|

543. Trzech przybyszów

Pewnego razu, trzej starcy o imionach Miłość, Mądrość i Bogactwo wędrowali wiejskim gościńcem. Przechodząc obok jednej zagrody, poprosili młodą gospodynię o gościnę. Ta pobiegła do domu, aby poradzić się męża. Następnie wróciła i zaprosiła starców do domu. Lecz oni mówią, że tylko jeden z nich może skorzystać z gościny. Niech, zatem zdecyduje, kto ma u nich zagościć. Znowu pobiegła do domu po poradę. Mąż mówi, że tyle mają potrzeb, a zatem najlepiej zaprosić Bogactwo. Bogactwo wniesie w nasz dom szczęście. Teść, który miał za sobą duże doświadczenie życiowe, mówi, że najlepiej prosić Mądrość. Bo jak się mądrze w życiu pokierujemy to zdobędziemy bogactwo. Innego zdania była młoda gospodyni. Uważała, że miłość jest najważniejsza, ona niesie prawdziwe szczęście.
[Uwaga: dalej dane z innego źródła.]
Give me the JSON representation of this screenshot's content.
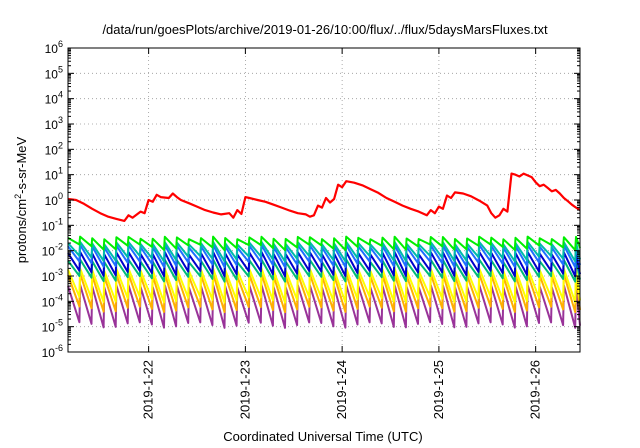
{
  "chart_data": {
    "type": "line",
    "title": "/data/run/goesPlots/archive/2019-01-26/10:00/flux/../flux/5daysMarsFluxes.txt",
    "xlabel": "Coordinated Universal Time (UTC)",
    "ylabel": {
      "prefix": "protons/cm",
      "sup": "2",
      "suffix": "-s-sr-MeV"
    },
    "y_scale": "log",
    "ylim": [
      1e-06,
      1000000.0
    ],
    "y_ticks": [
      {
        "value": 1e-06,
        "base": "10",
        "exp": "-6"
      },
      {
        "value": 1e-05,
        "base": "10",
        "exp": "-5"
      },
      {
        "value": 0.0001,
        "base": "10",
        "exp": "-4"
      },
      {
        "value": 0.001,
        "base": "10",
        "exp": "-3"
      },
      {
        "value": 0.01,
        "base": "10",
        "exp": "-2"
      },
      {
        "value": 0.1,
        "base": "10",
        "exp": "-1"
      },
      {
        "value": 1,
        "base": "10",
        "exp": "0"
      },
      {
        "value": 10,
        "base": "10",
        "exp": "1"
      },
      {
        "value": 100,
        "base": "10",
        "exp": "2"
      },
      {
        "value": 1000.0,
        "base": "10",
        "exp": "3"
      },
      {
        "value": 10000.0,
        "base": "10",
        "exp": "4"
      },
      {
        "value": 100000.0,
        "base": "10",
        "exp": "5"
      },
      {
        "value": 1000000.0,
        "base": "10",
        "exp": "6"
      }
    ],
    "xlim": [
      "2019-01-21T04:00",
      "2019-01-26T11:00"
    ],
    "x_ticks": [
      {
        "value": "2019-01-22T00:00",
        "label": "2019-1-22"
      },
      {
        "value": "2019-01-23T00:00",
        "label": "2019-1-23"
      },
      {
        "value": "2019-01-24T00:00",
        "label": "2019-1-24"
      },
      {
        "value": "2019-01-25T00:00",
        "label": "2019-1-25"
      },
      {
        "value": "2019-01-26T00:00",
        "label": "2019-1-26"
      }
    ],
    "grid": true,
    "legend": "none",
    "sawtooth_period_hours": 3,
    "series": [
      {
        "color": "#ff0000",
        "style": "jagged",
        "points": [
          [
            "2019-01-21T04:00",
            1.1
          ],
          [
            "2019-01-21T06:00",
            1.0
          ],
          [
            "2019-01-21T08:00",
            0.7
          ],
          [
            "2019-01-21T10:00",
            0.45
          ],
          [
            "2019-01-21T12:00",
            0.3
          ],
          [
            "2019-01-21T14:00",
            0.22
          ],
          [
            "2019-01-21T16:00",
            0.18
          ],
          [
            "2019-01-21T18:00",
            0.15
          ],
          [
            "2019-01-21T19:00",
            0.25
          ],
          [
            "2019-01-21T20:00",
            0.2
          ],
          [
            "2019-01-21T22:00",
            0.35
          ],
          [
            "2019-01-21T23:00",
            0.3
          ],
          [
            "2019-01-22T00:00",
            1.0
          ],
          [
            "2019-01-22T01:00",
            0.85
          ],
          [
            "2019-01-22T02:00",
            1.6
          ],
          [
            "2019-01-22T03:00",
            1.3
          ],
          [
            "2019-01-22T05:00",
            1.2
          ],
          [
            "2019-01-22T06:00",
            1.8
          ],
          [
            "2019-01-22T07:00",
            1.3
          ],
          [
            "2019-01-22T08:00",
            1.0
          ],
          [
            "2019-01-22T10:00",
            0.75
          ],
          [
            "2019-01-22T12:00",
            0.55
          ],
          [
            "2019-01-22T14:00",
            0.4
          ],
          [
            "2019-01-22T16:00",
            0.32
          ],
          [
            "2019-01-22T18:00",
            0.27
          ],
          [
            "2019-01-22T20:00",
            0.3
          ],
          [
            "2019-01-22T21:00",
            0.2
          ],
          [
            "2019-01-22T22:00",
            0.4
          ],
          [
            "2019-01-22T23:00",
            0.28
          ],
          [
            "2019-01-23T00:00",
            1.3
          ],
          [
            "2019-01-23T01:00",
            1.2
          ],
          [
            "2019-01-23T03:00",
            1.0
          ],
          [
            "2019-01-23T05:00",
            0.85
          ],
          [
            "2019-01-23T07:00",
            0.65
          ],
          [
            "2019-01-23T09:00",
            0.5
          ],
          [
            "2019-01-23T11:00",
            0.38
          ],
          [
            "2019-01-23T13:00",
            0.3
          ],
          [
            "2019-01-23T15:00",
            0.27
          ],
          [
            "2019-01-23T16:00",
            0.22
          ],
          [
            "2019-01-23T17:00",
            0.25
          ],
          [
            "2019-01-23T18:00",
            0.6
          ],
          [
            "2019-01-23T19:00",
            0.5
          ],
          [
            "2019-01-23T20:00",
            1.2
          ],
          [
            "2019-01-23T21:00",
            0.8
          ],
          [
            "2019-01-23T22:00",
            1.1
          ],
          [
            "2019-01-23T23:00",
            4.0
          ],
          [
            "2019-01-24T00:00",
            3.2
          ],
          [
            "2019-01-24T01:00",
            5.5
          ],
          [
            "2019-01-24T03:00",
            4.8
          ],
          [
            "2019-01-24T05:00",
            3.8
          ],
          [
            "2019-01-24T07:00",
            2.7
          ],
          [
            "2019-01-24T09:00",
            1.9
          ],
          [
            "2019-01-24T11:00",
            1.2
          ],
          [
            "2019-01-24T13:00",
            0.85
          ],
          [
            "2019-01-24T15:00",
            0.6
          ],
          [
            "2019-01-24T17:00",
            0.45
          ],
          [
            "2019-01-24T19:00",
            0.35
          ],
          [
            "2019-01-24T21:00",
            0.25
          ],
          [
            "2019-01-24T22:00",
            0.4
          ],
          [
            "2019-01-24T23:00",
            0.3
          ],
          [
            "2019-01-25T00:00",
            0.55
          ],
          [
            "2019-01-25T01:00",
            0.45
          ],
          [
            "2019-01-25T02:00",
            1.5
          ],
          [
            "2019-01-25T03:00",
            1.2
          ],
          [
            "2019-01-25T04:00",
            2.0
          ],
          [
            "2019-01-25T06:00",
            1.8
          ],
          [
            "2019-01-25T08:00",
            1.4
          ],
          [
            "2019-01-25T10:00",
            0.95
          ],
          [
            "2019-01-25T12:00",
            0.6
          ],
          [
            "2019-01-25T13:00",
            0.3
          ],
          [
            "2019-01-25T14:00",
            0.2
          ],
          [
            "2019-01-25T15:00",
            0.25
          ],
          [
            "2019-01-25T16:00",
            0.45
          ],
          [
            "2019-01-25T17:00",
            0.35
          ],
          [
            "2019-01-25T18:00",
            11.0
          ],
          [
            "2019-01-25T19:00",
            10.0
          ],
          [
            "2019-01-25T20:00",
            8.5
          ],
          [
            "2019-01-25T21:00",
            11.0
          ],
          [
            "2019-01-25T23:00",
            8.0
          ],
          [
            "2019-01-26T00:00",
            5.0
          ],
          [
            "2019-01-26T01:00",
            3.5
          ],
          [
            "2019-01-26T02:00",
            4.0
          ],
          [
            "2019-01-26T03:00",
            3.0
          ],
          [
            "2019-01-26T04:00",
            2.2
          ],
          [
            "2019-01-26T05:00",
            2.5
          ],
          [
            "2019-01-26T06:00",
            1.8
          ],
          [
            "2019-01-26T07:00",
            1.2
          ],
          [
            "2019-01-26T08:00",
            0.9
          ],
          [
            "2019-01-26T09:00",
            0.65
          ],
          [
            "2019-01-26T10:00",
            0.5
          ],
          [
            "2019-01-26T11:00",
            0.4
          ]
        ]
      },
      {
        "color": "#00ee00",
        "style": "sawtooth",
        "peak": 0.032,
        "trough": 0.014
      },
      {
        "color": "#00bbaa",
        "style": "sawtooth",
        "peak": 0.02,
        "trough": 0.005
      },
      {
        "color": "#1e6fff",
        "style": "sawtooth",
        "peak": 0.015,
        "trough": 0.003
      },
      {
        "color": "#0000cc",
        "style": "sawtooth",
        "peak": 0.008,
        "trough": 0.0013
      },
      {
        "color": "#00bb77",
        "style": "sawtooth",
        "peak": 0.004,
        "trough": 0.0008
      },
      {
        "color": "#ffff00",
        "style": "sawtooth",
        "peak": 0.0018,
        "trough": 0.00012
      },
      {
        "color": "#ffb000",
        "style": "sawtooth",
        "peak": 0.0011,
        "trough": 5e-05
      },
      {
        "color": "#993399",
        "style": "sawtooth",
        "peak": 0.0004,
        "trough": 1.2e-05
      }
    ]
  }
}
Z pewnymi oporami udało się jej przekonać męża i teścia. Zdecydowano zaprosić Miłość. Otwarła szeroko drzwi dla starca imieniem Miłość. Ten wstał i ruszył ku drzwiom a za nim dwaj pozostali. „Ja zaprosiłam tylko Miłość” – mówi kobieta. A wtedy słyszy odpowiedź: „Gdy zaprosisz Miłość to wraz z nią zawsze przychodzi Mądrość i Bogactwo.